29.1.12

o deserto estético é morno.

Para o cinema francês, os anos 1970 teriam sido a década pós por excelência: pós-Nouvelle Vague, pós-68, pós-moderno. Sem um corte profundo, um movimento, uma escola: quase um deserto estético. Não sabemos no que essa década antecipa os anos 1980. Saberemos mais tarde o que ela terá prefigurado. Enquanto espera, é preciso tentar uma descrição: nem a frio nem a quente: a morno.

*Serge Daney.

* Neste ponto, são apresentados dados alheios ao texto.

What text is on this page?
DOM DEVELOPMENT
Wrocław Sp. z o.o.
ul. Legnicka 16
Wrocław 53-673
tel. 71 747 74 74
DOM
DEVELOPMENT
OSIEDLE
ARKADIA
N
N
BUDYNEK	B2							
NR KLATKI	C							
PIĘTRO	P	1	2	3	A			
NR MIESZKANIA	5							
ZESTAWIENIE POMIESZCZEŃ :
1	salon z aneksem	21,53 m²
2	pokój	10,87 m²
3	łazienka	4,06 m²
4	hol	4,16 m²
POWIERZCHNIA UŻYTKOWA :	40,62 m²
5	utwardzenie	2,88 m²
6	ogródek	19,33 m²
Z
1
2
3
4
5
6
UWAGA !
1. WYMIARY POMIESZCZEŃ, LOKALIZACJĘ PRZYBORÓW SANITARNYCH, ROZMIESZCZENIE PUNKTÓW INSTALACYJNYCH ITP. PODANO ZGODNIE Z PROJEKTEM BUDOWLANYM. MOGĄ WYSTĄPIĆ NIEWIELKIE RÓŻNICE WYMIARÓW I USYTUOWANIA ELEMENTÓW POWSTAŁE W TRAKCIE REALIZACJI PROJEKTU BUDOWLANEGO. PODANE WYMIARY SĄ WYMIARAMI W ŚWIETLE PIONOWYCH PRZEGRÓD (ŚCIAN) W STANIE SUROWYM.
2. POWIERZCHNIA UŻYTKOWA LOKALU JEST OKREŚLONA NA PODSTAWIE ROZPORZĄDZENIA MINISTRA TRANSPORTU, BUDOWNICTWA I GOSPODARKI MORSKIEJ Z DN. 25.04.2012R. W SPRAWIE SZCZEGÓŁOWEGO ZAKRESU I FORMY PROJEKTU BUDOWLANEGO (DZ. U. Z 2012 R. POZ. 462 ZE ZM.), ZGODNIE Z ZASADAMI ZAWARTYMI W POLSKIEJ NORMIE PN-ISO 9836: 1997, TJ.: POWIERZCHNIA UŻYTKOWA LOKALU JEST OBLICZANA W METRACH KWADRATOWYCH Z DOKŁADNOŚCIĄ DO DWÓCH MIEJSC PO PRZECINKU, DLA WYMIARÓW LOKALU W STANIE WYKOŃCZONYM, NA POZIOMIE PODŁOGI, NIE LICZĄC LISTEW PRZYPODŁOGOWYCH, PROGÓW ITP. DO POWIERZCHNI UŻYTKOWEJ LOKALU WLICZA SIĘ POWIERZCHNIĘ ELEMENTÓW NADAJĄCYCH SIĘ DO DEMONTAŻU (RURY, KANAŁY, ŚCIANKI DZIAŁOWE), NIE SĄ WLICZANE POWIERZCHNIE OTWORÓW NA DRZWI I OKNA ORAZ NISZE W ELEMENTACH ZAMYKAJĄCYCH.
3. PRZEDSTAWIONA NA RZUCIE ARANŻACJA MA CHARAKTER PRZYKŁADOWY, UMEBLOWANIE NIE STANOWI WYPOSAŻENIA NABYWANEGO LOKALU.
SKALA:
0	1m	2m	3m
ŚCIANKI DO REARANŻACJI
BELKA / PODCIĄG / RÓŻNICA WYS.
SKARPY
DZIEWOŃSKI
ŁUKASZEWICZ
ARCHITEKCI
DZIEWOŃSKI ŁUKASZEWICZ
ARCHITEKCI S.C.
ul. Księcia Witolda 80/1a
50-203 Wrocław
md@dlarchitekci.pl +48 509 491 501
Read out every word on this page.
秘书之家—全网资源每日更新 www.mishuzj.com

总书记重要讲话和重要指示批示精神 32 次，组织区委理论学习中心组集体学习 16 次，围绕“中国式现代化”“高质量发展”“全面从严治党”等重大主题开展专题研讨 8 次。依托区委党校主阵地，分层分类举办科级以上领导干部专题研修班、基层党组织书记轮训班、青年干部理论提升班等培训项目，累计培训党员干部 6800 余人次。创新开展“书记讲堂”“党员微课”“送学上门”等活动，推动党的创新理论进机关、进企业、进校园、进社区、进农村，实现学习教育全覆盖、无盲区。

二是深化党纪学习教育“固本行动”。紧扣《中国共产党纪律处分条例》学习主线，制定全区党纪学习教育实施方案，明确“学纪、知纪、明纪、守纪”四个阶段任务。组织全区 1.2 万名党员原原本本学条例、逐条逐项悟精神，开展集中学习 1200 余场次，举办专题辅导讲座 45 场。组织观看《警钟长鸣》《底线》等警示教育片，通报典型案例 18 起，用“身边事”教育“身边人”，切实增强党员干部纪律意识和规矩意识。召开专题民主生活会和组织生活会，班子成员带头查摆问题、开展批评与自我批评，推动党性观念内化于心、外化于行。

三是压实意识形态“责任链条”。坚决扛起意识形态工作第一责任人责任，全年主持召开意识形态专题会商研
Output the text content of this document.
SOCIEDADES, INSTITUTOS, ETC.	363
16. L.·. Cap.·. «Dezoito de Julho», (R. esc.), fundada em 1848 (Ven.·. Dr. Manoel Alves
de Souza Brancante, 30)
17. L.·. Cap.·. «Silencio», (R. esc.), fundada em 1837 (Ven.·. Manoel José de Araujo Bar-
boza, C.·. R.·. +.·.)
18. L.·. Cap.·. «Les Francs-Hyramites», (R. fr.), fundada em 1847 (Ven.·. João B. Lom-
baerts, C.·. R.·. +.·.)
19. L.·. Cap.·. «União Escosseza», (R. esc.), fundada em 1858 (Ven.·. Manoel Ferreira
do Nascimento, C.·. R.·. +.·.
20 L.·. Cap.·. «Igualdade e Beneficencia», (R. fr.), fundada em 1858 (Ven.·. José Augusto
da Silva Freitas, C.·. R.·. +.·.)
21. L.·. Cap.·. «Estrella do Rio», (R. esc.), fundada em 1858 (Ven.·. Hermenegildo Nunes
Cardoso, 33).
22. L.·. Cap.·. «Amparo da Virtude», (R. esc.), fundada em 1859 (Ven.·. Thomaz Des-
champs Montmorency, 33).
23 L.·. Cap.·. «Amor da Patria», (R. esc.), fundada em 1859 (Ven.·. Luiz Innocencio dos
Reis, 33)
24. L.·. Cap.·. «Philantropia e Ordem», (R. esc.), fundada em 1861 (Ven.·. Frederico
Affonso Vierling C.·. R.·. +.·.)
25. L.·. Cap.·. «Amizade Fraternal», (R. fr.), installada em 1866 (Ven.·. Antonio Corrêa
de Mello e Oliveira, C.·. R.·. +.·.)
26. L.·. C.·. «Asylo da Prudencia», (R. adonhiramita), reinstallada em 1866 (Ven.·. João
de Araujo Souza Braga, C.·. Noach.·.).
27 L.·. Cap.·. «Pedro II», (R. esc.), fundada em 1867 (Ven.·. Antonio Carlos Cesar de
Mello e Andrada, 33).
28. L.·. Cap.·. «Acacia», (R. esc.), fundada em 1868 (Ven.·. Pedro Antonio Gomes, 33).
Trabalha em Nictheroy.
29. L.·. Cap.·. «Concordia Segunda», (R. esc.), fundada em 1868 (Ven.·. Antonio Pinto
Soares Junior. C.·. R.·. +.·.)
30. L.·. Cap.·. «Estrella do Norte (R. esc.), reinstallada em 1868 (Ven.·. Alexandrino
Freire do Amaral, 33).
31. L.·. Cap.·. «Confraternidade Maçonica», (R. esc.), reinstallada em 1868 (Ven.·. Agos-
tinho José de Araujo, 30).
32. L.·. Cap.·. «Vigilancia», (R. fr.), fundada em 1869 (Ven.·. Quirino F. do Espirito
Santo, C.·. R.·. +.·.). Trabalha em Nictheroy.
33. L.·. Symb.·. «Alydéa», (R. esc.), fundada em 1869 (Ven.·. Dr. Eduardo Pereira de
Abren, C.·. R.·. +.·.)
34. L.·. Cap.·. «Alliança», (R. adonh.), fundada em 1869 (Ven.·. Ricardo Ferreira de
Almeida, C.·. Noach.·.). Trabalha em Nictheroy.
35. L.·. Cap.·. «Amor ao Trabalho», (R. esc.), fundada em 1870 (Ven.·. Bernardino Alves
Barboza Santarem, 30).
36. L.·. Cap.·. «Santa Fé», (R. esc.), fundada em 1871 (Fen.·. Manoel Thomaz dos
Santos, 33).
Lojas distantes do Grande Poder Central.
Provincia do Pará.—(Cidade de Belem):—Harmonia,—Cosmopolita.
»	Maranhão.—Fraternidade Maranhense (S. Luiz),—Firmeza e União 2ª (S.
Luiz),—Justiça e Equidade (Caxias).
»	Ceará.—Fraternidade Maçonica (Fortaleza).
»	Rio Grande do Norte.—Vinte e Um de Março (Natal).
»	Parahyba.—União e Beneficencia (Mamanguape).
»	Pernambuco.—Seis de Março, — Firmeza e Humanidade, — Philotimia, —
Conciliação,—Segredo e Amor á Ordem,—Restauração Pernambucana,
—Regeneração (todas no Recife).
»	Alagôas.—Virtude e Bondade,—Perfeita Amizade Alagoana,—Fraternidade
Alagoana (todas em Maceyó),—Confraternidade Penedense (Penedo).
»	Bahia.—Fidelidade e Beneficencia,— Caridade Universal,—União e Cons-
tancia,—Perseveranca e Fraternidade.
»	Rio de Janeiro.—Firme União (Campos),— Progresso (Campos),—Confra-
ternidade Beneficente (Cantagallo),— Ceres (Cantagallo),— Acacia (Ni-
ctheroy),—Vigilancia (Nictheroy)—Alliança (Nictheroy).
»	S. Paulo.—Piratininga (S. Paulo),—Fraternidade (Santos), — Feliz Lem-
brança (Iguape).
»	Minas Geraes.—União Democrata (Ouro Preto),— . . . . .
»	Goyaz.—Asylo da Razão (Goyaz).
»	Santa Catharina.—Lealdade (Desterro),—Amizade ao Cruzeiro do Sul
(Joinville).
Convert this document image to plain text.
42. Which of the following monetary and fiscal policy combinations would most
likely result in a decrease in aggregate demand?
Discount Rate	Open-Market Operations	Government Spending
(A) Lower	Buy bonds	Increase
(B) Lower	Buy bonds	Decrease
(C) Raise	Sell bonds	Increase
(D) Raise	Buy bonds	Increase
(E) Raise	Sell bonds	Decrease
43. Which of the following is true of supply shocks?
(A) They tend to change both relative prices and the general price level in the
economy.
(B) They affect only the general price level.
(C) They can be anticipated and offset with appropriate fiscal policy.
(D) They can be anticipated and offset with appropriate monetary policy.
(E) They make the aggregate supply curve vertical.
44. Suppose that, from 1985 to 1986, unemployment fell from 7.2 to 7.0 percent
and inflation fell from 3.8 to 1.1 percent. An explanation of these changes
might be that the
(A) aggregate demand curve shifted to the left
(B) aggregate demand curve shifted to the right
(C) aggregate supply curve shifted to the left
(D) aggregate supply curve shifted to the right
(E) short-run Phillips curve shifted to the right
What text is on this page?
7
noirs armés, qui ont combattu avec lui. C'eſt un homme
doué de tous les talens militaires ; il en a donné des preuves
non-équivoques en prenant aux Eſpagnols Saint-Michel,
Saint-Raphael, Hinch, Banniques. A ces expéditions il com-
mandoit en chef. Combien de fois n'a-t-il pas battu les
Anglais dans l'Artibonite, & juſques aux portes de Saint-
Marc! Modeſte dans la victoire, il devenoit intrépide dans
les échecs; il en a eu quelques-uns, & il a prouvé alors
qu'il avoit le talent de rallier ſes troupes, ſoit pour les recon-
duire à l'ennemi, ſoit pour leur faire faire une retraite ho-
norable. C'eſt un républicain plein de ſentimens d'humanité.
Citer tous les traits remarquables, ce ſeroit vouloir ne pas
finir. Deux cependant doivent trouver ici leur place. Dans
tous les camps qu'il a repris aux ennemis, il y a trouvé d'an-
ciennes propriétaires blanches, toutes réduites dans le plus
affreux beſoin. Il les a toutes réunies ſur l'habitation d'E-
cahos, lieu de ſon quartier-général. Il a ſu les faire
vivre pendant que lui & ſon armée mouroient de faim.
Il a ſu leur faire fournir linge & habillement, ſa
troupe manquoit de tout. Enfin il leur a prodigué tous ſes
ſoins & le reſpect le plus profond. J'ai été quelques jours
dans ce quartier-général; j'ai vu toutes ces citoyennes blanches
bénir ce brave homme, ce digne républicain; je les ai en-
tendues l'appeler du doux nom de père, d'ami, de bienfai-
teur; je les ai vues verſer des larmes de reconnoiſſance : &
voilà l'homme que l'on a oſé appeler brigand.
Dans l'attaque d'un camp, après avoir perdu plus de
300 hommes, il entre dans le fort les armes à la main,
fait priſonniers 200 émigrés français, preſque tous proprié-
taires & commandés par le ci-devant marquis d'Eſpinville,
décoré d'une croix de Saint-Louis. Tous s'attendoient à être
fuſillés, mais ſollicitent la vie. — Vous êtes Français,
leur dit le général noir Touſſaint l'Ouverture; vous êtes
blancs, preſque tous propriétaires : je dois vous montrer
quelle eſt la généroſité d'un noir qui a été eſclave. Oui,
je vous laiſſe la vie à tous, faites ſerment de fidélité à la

A Rampa: Cahiers du Cinéma, 1970-1982. Cosac Naify, 2007.


O deserto é ausência, é limbo.
É morno porque próximo da condição de não sentir, de estar anestesiado.
anestesiado é não sentir, não perceber, não ver.
mas é também hibernar.
[enquanto hiberno acumulo toda energia de que precisarei depois...]

O deserto tem tons pastéis porque nada tem destaque no limbo.
E assim poderemos dormir em espiral nos dias mornos...

Atravessar o deserto é como viver no oásis.
Como um sonho onde toda energia gasta se renova ao acordarmos.

O limite do deserto. ponto de partida.
A fronteira do deserto - ponte para o salto.


13.1.12

o buraco negro escondido

às vezes um sentimento mal resolvido pode fazer mal.
como uma doença incubada,
ou uma recaída de gripe.

esconde-se uma ferida, um buraco negro.
o buraco negro espiralando, turvando a mente,
sugando tudo à sua volta.

um buraco negro esconde-se como a noite.
o corpo noite esconde o buraco, com a alegria e a tristeza dos dias.
com os dias corridos
com os dias lentos
com os dias objetivos
com os dias de agradável torpor
com os dias subjetivos...

o buraco negro subjetivo revela-se inesperadamente.
às vezes nas situações mais embaraçosas,
às vezes nas situações menos propícias.
sempre inadvertidamente, e quase sempre um choque:
rasgando o dia-a-dia, sequestrando-me do lugar onde sentei.

e é por isso que preciso caminhar, caminhar...
escrever porque cada palavra é um passo para longe do buraco que tudo suga,
porque escrever é ir de encontro não importa para onde.

depois, quando estiver cansada demais vou me sentar novamente
e com toda calma olharei para o buraco-ferida.
[estarei tão pesada que ele não poderá me sugar].

e assim, espero que o buraco cure-se como a gripe,
que vai-se quase sozinha.
se não, a convivência terá de tornar-se amena.
como os comprimidos
a comprimir todos os efeitos, todas as dúvidas, toda náusea mental.


3 situações (e todas a mesma)




ver a mesma coisa em todos os lugares como sinais, indícios.
um dia, tudo grita ao redor.
silenciosamente.



3.1.12

oh Beckett, sempre Beckett...


Nunca ter tentado. Nunca ter falhado.
Não importa. Tentar outra vez. Falhar
outra vez. Falhar melhor.

Samuel Beckett, Worstward Ho, 1983*

*No livro: In a given situaticion, Francys Alÿs, Cosac Naify, 2010.